- Catcher
- Born: November 19, 1922 Cambridge, Massachusetts, U.S.
- Died: February 25, 2020 (aged 97) The Villages, Florida, U.S.
- Batted: RightThrew: Right

MLB debut
- August 17, 1942, for the Philadelphia Athletics

Last MLB appearance
- June 28, 1946, for the Chicago White Sox

MLB statistics
- Batting average: .161
- Home runs: 0
- Runs batted in: 4
- Stats at Baseball Reference

Teams
- Philadelphia Athletics (1942); Chicago White Sox (1946);

= George Yankowski =

American baseball player (1922–2020)

George Edward Yankowski (November 19, 1922 – February 25, 2020) was an American professional baseball player.

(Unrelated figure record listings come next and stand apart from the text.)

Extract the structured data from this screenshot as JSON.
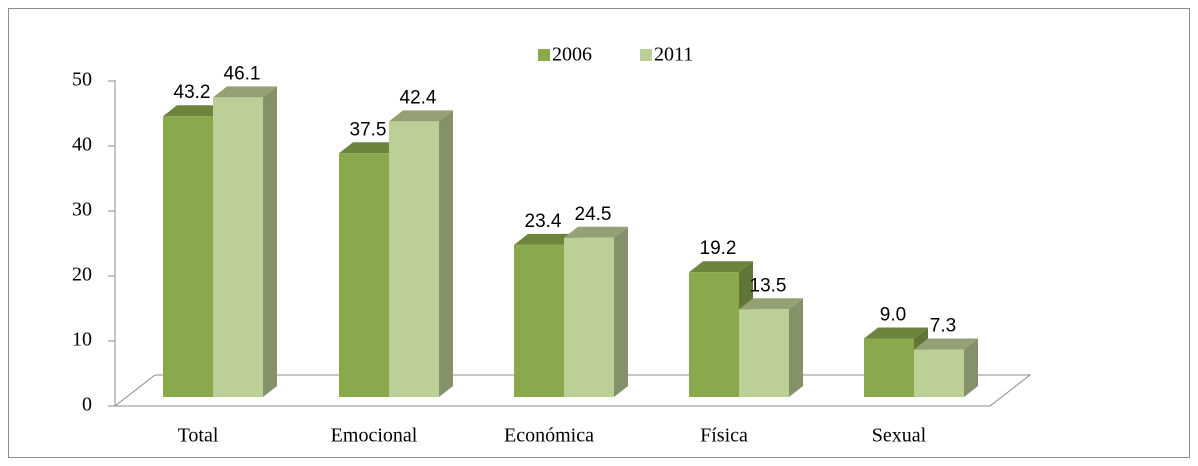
{
  "chart_data": {
    "type": "bar3d",
    "categories": [
      "Total",
      "Emocional",
      "Económica",
      "Física",
      "Sexual"
    ],
    "series": [
      {
        "name": "2006",
        "color": "#8aa94d",
        "values": [
          43.2,
          37.5,
          23.4,
          19.2,
          9.0
        ],
        "value_labels": [
          "43.2",
          "37.5",
          "23.4",
          "19.2",
          "9.0"
        ]
      },
      {
        "name": "2011",
        "color": "#bccf96",
        "values": [
          46.1,
          42.4,
          24.5,
          13.5,
          7.3
        ],
        "value_labels": [
          "46.1",
          "42.4",
          "24.5",
          "13.5",
          "7.3"
        ]
      }
    ],
    "ylim": [
      0,
      50
    ],
    "yticks": [
      0,
      10,
      20,
      30,
      40,
      50
    ],
    "legend": "top"
  }
}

He was born in Cambridge, Massachusetts, and attended Watertown High School in Watertown, MA. Yankowski played parts of two seasons in Major League Baseball, appearing in six games for the Philadelphia Athletics during the 1942 season and twelve games for the Chicago White Sox in 1946, primarily as a catcher.

Yankowski served in the United States Army as a sniper during World War II, including fighting in the Battle of the Bulge and became a recipient of the Bronze Star Medal and the Combat Infantryman Badge. He died on February 25, 2020, at the age of 97.